Growth opportunities abound. The global economic turmoil has presented Olam with organic and inorganic growth opportunities. The group has been expanding its market share at the expense of weaker competitors who have been ousted as a result of the credit crunch and economic downturn. At the same time, distressed assets have emerged following the financial meltdown, presenting the group with M&A opportunities. Management has articulated its interest to pursue bite-sized acquisitions, but remains cautious to contain its gearing levels.
But gearing is relatively high. Olam's key weakness, in our view, is its high gearing ratio. It is more heavily geared than its peers, with total debt to equity ratio of 4.67x, substantially higher than its peers, whose gearing ratios range from 0.48x to 1.38x. Even after adjusting for its hedged inventories and receivables, gearing remains above that of its peers'. The group's reliance on debt could pose refinancing risks in the event of a protracted credit crunch. Rising interest costs could also erode profit margins should the group find itself unable to pass on these higher costs to its customers.
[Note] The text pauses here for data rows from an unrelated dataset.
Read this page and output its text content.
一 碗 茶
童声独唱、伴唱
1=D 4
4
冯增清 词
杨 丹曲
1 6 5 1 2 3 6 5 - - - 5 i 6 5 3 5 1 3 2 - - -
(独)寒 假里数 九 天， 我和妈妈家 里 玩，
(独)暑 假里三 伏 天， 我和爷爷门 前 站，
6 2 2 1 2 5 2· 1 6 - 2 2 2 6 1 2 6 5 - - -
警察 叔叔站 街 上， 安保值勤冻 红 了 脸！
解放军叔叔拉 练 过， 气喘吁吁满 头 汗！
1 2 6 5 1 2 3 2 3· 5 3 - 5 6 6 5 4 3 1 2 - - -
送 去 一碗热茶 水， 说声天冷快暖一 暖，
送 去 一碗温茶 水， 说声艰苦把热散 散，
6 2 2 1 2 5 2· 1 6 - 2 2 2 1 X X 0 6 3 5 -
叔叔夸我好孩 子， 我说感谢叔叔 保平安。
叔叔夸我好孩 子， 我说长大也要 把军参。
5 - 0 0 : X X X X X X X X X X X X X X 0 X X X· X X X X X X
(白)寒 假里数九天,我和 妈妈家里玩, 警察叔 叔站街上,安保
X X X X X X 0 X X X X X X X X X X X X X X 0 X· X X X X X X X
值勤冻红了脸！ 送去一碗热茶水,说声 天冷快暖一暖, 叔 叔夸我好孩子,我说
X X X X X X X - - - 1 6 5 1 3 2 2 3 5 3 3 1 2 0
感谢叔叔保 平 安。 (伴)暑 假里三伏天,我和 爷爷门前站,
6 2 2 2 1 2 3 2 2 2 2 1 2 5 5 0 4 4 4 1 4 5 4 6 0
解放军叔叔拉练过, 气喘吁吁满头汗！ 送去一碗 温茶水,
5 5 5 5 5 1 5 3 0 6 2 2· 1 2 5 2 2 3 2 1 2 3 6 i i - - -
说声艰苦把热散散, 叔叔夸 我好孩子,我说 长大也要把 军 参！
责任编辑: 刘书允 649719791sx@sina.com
Valuations near historical trough; initiate with BUY. The equity market meltdown has brought Olam down to its trough valuations. We see value is emerging at current levels although the volatility could persist in the near term. Olam's key investment merit lies in its resilient earnings growth profile against a climate of earnings contraction. We initiate coverage on the stock with a BUY rating and S$1.37 fair value estimate based on 10x FY10 PER. Key risks include high gearing, counter-party risk, and dilution risk from its convertible bonds.